Malignant conversion of mouse skin tumours is increased by tumour initiators and unaffected by tumour promoters.


Multi-stage carcinogenesis (initiation-promotion) was first demonstrated in mouse skin. The first stage, initiation, is accomplished by a low dose of carcinogen that causes no tumours. Promotion by repeated treatment of initiated mice with certain non-carcinogenic hyperplastic agents results in the rapid production of numerous benign papillomas, a few of which progress to squamous cell carcinomas. Although this models system produces mostly benign tumours, many of the concepts concerning carcinogenesis in epithelial tissues have been derived from mouse skin studies.

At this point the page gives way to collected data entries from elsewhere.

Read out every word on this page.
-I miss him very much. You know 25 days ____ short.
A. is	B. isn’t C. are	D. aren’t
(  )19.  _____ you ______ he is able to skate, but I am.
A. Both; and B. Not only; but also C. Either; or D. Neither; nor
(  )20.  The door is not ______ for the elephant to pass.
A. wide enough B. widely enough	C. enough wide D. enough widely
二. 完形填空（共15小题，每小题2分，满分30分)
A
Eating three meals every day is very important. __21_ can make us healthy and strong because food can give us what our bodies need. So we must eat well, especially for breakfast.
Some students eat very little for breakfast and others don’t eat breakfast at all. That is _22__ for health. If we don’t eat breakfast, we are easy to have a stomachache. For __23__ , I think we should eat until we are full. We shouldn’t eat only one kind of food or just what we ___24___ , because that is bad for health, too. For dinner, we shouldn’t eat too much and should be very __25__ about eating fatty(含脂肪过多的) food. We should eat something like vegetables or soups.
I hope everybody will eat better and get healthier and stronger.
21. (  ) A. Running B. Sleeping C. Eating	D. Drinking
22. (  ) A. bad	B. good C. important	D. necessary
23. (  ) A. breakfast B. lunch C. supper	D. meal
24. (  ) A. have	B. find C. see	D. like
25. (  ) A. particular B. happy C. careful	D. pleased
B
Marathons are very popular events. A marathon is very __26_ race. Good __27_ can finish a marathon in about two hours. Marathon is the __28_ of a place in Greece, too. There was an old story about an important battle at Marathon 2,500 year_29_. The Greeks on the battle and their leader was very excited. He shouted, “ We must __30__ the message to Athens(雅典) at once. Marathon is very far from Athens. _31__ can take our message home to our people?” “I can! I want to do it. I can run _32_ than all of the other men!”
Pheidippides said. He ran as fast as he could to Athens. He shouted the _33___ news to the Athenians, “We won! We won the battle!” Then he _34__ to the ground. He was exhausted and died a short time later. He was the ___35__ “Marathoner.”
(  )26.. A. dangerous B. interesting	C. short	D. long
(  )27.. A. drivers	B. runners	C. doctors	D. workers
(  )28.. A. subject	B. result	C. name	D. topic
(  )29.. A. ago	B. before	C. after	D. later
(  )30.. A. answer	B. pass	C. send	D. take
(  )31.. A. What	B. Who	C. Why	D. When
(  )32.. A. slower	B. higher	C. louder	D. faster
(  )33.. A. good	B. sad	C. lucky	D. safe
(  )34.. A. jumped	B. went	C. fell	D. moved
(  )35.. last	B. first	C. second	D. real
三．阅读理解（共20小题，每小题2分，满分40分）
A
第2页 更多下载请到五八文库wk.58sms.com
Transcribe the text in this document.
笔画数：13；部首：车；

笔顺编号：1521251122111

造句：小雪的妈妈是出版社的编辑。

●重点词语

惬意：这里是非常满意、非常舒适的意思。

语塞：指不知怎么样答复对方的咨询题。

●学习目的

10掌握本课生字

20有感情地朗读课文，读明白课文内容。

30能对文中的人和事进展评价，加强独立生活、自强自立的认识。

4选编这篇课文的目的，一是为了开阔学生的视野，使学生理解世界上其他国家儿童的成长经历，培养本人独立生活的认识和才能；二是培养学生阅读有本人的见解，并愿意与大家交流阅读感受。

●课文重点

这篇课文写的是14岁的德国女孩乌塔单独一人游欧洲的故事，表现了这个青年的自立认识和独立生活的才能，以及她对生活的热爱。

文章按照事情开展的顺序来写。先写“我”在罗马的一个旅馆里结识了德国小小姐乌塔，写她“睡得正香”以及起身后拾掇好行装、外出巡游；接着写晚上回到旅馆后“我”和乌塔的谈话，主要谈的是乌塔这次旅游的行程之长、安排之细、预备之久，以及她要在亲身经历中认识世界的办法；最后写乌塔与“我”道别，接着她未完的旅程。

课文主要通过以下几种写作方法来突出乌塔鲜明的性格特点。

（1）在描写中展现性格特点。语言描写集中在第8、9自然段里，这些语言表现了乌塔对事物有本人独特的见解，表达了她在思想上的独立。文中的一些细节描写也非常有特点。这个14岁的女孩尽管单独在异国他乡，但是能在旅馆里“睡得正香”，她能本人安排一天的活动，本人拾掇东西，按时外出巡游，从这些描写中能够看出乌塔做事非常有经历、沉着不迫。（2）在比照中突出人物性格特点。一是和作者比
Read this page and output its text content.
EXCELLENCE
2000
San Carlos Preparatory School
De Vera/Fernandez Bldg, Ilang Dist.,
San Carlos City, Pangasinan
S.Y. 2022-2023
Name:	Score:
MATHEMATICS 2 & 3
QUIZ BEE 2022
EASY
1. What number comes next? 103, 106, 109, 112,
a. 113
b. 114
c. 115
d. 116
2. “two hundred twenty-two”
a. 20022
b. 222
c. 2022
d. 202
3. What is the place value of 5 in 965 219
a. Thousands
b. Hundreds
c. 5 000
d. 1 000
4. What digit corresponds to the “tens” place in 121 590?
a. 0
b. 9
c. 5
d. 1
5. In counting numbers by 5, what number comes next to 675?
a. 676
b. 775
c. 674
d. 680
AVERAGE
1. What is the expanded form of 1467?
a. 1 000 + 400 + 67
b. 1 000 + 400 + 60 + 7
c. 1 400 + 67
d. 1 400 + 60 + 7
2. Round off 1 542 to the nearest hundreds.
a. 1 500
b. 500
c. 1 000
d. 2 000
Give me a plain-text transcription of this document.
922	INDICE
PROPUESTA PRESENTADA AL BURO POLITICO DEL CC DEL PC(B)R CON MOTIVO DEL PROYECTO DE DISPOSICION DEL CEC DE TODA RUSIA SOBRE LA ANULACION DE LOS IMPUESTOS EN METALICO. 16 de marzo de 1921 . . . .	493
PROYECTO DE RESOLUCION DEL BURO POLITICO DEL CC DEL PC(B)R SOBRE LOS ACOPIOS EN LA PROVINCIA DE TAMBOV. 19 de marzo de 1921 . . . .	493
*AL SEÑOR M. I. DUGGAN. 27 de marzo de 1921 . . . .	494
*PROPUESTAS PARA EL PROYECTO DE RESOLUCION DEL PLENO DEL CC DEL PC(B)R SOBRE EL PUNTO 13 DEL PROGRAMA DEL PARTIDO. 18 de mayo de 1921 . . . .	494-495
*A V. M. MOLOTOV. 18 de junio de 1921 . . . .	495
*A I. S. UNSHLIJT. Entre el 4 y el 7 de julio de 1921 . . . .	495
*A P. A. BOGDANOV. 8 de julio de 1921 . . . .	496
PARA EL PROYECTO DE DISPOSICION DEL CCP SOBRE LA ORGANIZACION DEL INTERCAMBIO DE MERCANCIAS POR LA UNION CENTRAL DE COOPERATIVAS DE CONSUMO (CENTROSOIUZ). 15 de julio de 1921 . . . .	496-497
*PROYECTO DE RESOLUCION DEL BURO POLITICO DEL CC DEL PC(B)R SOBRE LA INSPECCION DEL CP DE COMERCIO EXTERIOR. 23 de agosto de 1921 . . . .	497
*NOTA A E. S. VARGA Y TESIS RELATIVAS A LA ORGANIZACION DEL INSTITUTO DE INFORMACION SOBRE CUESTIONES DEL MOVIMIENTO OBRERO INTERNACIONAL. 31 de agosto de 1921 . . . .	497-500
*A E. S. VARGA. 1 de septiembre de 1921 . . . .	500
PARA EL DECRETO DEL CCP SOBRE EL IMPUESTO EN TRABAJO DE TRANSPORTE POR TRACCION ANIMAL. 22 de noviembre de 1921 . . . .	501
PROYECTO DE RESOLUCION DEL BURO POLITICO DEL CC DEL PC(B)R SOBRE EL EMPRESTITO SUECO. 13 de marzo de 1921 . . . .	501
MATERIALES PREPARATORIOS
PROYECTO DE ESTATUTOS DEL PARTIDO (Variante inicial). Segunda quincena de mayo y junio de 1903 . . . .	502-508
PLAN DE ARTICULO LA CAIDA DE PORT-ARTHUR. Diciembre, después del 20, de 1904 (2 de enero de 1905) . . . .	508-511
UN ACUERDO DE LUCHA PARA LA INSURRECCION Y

The permanent change in growth potential accomplished by tumour initiators is generally considered to be a mutagenic event; cell selection and clonal expansion of initiated cells may be involved in promotion. In initiation-promotion experiments, more than 90% of the squamous cell carcinomas develop from papillomas, but the conversion rate is low. The factors necessary for this conversion of benign to malignant tumours have not been defined but tumour promoters have been assumed to be involved. However, we report here that the tumour promoter 12-O-tetradecanoylphorbol-13-acetate (TPA) is ineffective in the conversion of papillomas to carcinomas whereas three initiators, urethane, N-methyl-N'-nitro-N-nitrosoguanidine (MNNG) and 4-nitroquinoline-N-oxide (4-NQO) are effective. This suggests that malignant conversion may result from a further genetic change in papilloma cells and that the ineffectiveness of TPA may be due to its inactivity as a mutagen.